WEST HARTFORD – Aleck Freed lived in Connecticut for more than half of his 100 years. This summer, he marked his landmark birthday in Kingston, N.Y.
Freed was born in Philadelphia on July 2, 1911, one of five children of Eastern European Jewish immigrants. When he was 10, the family moved to Boston, where he attended Boston Public Latin and ran a paper route in the Leather District. During his senior year, he was awarded a scholarship by the Boston Newsboys Protective Union to attend Harvard. The local newspaper brief announcing the award reported, “He plans to turn the route over to a younger brother with hopes that it will be the vehicle that will take the boy over the road to higher education, as it did him.”
That summer, his brother suffered severe sunburn and developed an infection on his back. He was admitted to Mass General Hospital and died within a week.

Aleck Freed and his great-granddaughter Julia Rafkind

In 1941, Freed moved to Washington, D.C. Three years later, he met Miriam Gordon, whom he married on June 29, 1947 in Norwich. The couple moved to Middletown, where Miriam’s family set up a business. Freed worked in the family business for several years before taking a job in a bakery office.
In 1950, he began working as an accountant for the state, at UConn in Storrs. A year later, the Freeds moved back to the family home in Norwich. In 1956, when Freed was transferred to the state of Connecticut Tax Department in Hartford, they moved to Wethersfield with their two children. He retired in 1983. Miriam died in 1992 from complications related to Parkinson’s disease.
A year later, Freed met Helen Sager in a study group at Chabad of Greater Hartford and became friends. When Sager, a retired recreational therapist, noted that Freed was no longer able to live at home without assistance, she helped secure an apartment for him at the Court of St.
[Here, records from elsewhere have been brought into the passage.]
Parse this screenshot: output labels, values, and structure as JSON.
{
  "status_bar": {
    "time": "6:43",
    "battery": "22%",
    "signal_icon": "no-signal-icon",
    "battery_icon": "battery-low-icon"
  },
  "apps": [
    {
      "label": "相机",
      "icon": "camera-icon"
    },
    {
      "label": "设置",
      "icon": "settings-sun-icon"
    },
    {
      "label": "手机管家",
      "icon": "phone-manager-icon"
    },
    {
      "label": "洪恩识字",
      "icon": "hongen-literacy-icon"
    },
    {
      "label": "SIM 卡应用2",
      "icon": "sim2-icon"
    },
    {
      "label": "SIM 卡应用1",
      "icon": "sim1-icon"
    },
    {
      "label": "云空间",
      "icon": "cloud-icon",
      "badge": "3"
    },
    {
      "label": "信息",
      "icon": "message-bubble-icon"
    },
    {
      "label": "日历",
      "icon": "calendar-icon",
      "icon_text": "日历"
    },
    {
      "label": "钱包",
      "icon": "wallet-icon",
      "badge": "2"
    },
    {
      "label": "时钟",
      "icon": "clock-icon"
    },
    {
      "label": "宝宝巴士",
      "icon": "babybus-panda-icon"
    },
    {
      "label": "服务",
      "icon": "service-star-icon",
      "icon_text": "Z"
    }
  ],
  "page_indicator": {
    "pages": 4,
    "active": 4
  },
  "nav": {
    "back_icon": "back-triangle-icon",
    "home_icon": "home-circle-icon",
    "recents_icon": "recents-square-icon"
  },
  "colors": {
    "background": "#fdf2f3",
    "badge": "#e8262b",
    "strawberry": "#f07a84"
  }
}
James, a senior residence in West Hartford. He lived there for a decade, until his daughter Susan brought him to Mountain Valley Manor in Kingston, N.Y. in 2010.
Freed was a founder of Temple Beth Torah in Wethersfield, where he also served as sexton of the congregational cemetery. He was active in the Jewish community of greater Hartford, including Young Israel of West Hartford, Beth David Synagogue, and The Emanuel Synagogue.
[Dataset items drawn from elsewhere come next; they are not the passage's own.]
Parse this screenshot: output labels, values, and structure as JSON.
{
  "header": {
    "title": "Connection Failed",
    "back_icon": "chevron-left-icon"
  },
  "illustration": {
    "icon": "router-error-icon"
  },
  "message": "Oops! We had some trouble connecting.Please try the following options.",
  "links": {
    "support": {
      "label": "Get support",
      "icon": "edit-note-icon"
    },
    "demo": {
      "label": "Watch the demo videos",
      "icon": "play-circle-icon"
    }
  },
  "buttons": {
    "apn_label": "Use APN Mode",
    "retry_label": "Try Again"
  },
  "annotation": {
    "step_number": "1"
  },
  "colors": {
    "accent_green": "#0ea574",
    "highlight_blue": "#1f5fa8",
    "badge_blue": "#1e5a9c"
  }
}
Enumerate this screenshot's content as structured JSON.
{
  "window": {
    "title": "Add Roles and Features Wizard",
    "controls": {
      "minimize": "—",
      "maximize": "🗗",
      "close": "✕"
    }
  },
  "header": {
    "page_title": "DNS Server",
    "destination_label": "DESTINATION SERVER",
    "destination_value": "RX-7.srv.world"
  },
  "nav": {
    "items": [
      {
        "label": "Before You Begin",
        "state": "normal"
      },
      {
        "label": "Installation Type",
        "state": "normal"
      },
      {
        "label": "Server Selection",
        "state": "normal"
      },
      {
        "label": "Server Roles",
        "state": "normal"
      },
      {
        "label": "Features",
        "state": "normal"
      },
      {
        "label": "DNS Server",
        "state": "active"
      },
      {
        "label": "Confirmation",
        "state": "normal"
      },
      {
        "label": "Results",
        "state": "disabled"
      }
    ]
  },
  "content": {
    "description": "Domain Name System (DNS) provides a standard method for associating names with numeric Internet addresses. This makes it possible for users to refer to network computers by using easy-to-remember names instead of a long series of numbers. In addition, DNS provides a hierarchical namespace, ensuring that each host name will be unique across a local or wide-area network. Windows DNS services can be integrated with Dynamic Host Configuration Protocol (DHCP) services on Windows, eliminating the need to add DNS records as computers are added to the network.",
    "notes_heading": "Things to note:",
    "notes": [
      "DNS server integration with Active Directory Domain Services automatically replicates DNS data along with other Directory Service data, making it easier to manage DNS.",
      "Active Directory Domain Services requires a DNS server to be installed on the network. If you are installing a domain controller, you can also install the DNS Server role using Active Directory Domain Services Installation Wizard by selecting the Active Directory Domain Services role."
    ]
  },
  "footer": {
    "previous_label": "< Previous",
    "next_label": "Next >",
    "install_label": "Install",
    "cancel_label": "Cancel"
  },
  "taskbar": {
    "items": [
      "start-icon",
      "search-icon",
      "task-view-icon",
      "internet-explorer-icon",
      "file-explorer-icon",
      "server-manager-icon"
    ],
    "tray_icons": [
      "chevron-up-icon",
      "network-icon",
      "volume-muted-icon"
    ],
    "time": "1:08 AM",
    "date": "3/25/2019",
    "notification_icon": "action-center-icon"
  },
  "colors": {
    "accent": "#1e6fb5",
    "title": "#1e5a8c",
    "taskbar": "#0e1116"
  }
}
Sager says that she and Freed enjoyed programs and activities with friends at the Elmwood and West Hartford Senior Centers, and frequented the Noah Webster Library. They enjoyed musicals at the Bushnell and were fellow opera enthusiasts. They were regular diners at the Fernwood, Taste of India, and Front Street.
“Aleck is an intelligent, well-informed, loving, generous, and widely admired individual,” says Sager. “He always got along with everyone and enjoyed many friendships. He is a humble, soft-spoken, thoughtful, and considerate man. He continues to amaze us with his cognitive abilities. He possesses the ability to prioritize, makes good decisions, and insists on being as independent as possible.”
Freed has five grandchildren and a great-granddaughter.